Good morning!Hello,
I've dealt with long term running projects using microconstrollers. The key is to use one that allows nano power operation and only sense the environment once every so often, not every millisecond or even every second. The longer you can go without a new reading the longer the battery lasts. One i did was a refrigerator monitor that had AA batteries that would last for 2 years. That's a long time for batteries to last in an electronic device. One of the main points is that a new reading was only needed about once every 10 minutes (or something like that). That meant that the MCU would only have to wake up for maybe 1ms every 10 minutes to take a reading, and the rest of the time it could stay in sleep mode where the power consumption was in the nano watts. Since power is proportional to duty cycle, if you make a measurement that takes 1 millisecond every other millisecond you only use 50 percent power, so if you measure for 1 millisecond every second you only use 1/1000 of the power, and of course 1 millisecond every 100 seconds you only use 1/100000 of the power, etc., etc. There is a limit to that of course but that's the basic idea.
Still i question if 2 years would be enough because this would be best for expensive wines that are relatively old such as 10 to 25 years or more. That means the device has to be ultra reliable as well as have some sort of constant input power or periodic charging to replenish the battery.
This kind of project also falls under the category of security and that's probably the toughest category
One of the really important points i think is that the way a wine shows a problem is through the chemical changes that it went through over the years not necessarily what happened to the bottle. I would think a bottle could be sitting on a wine rack for 20 years and then the wine dumped out and replaced with new wine. To ensure that the measurement traveled with that particular liquid for the entire time would probably be impossible to guarantee as there are still too many ways to get around the system. Also, since the best test is to taste the wine i would think that a chemical measurement of some kind would be the ultimate test that would tell all about the past treatment of the wine itself. If you could do that it would be really great, provided that somebody hasnt done that already.

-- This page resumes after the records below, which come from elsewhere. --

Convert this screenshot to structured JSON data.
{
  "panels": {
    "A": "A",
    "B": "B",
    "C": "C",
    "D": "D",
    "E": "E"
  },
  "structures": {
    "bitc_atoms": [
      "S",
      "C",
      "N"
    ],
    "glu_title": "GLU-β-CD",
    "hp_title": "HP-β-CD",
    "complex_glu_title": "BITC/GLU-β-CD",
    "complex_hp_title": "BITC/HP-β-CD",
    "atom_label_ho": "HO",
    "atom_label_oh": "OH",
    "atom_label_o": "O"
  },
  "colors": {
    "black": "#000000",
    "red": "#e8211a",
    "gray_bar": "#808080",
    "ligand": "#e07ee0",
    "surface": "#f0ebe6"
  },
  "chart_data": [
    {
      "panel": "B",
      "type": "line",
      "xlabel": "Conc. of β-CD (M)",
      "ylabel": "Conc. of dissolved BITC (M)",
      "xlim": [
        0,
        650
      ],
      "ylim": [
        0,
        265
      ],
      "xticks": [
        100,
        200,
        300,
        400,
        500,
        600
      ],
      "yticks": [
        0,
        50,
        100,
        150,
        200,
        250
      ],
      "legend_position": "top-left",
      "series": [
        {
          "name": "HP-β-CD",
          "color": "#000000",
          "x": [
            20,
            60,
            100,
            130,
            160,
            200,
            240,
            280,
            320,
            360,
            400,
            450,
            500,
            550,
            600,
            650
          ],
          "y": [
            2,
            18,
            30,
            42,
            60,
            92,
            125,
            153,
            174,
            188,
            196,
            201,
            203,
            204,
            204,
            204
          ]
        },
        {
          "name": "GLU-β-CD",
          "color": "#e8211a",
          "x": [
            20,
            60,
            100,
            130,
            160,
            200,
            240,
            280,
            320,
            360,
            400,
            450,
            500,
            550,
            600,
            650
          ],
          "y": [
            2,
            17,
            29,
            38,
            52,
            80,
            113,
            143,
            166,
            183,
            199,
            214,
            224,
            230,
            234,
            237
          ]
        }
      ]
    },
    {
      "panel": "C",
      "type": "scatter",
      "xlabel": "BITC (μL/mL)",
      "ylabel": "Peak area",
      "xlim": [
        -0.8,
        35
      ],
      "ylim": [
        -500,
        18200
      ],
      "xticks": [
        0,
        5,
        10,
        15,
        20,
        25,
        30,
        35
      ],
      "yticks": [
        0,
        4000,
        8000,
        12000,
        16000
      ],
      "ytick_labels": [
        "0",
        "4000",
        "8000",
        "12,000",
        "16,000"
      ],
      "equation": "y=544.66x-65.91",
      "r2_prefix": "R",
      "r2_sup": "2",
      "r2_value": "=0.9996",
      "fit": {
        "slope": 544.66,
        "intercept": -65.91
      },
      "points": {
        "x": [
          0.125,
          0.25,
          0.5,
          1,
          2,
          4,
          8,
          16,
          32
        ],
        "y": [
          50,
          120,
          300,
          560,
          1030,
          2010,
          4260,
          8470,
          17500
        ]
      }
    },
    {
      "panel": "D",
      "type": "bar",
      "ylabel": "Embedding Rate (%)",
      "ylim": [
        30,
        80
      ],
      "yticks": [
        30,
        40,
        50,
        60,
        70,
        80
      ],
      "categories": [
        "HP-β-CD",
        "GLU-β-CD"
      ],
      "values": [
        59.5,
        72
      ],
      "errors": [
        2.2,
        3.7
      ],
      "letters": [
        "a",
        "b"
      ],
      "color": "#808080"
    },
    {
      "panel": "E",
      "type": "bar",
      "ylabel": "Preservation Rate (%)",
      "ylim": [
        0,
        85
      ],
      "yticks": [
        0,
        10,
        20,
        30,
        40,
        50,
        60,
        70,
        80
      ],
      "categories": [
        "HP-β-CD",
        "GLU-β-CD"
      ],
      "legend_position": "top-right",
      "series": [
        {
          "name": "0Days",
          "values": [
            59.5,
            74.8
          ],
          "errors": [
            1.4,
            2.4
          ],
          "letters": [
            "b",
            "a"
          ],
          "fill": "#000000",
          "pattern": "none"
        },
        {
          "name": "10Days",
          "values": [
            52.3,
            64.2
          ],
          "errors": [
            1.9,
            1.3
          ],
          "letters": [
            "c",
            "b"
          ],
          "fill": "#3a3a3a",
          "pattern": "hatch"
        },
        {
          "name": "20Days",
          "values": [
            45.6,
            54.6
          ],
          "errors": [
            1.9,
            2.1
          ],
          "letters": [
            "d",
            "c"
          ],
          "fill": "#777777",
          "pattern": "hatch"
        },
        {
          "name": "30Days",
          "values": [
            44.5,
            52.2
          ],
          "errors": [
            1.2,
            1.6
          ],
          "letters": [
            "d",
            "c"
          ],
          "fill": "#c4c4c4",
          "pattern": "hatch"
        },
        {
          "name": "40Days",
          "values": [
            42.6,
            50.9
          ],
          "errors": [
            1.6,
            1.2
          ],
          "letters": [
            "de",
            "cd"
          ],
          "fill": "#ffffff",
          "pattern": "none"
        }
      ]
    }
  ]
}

As a point of purely electrical design i guess it would be an interesting project, but if you could make it a practical one as well, you win the bigger prize
I appreciate the time that you took to respond. I have a question regarding the power consumption that you spoke of and how one can calculate it through the use of the datasheets. This temperature + humidity sensor uses 600 μA while measuring @3.3V input. If we assume that it uses 600 μA while measuring for a full second. If the device takes 0.5ms to power up and takes 4.5ms to complete a single measurement. Can we then calculate the expected current draw as follows: 600μA*(5ms/1000ms) = 3μA?
With regards to I2C, when selecting components is I2C communication speed of importance? Is there any other factors that I should be concerned over?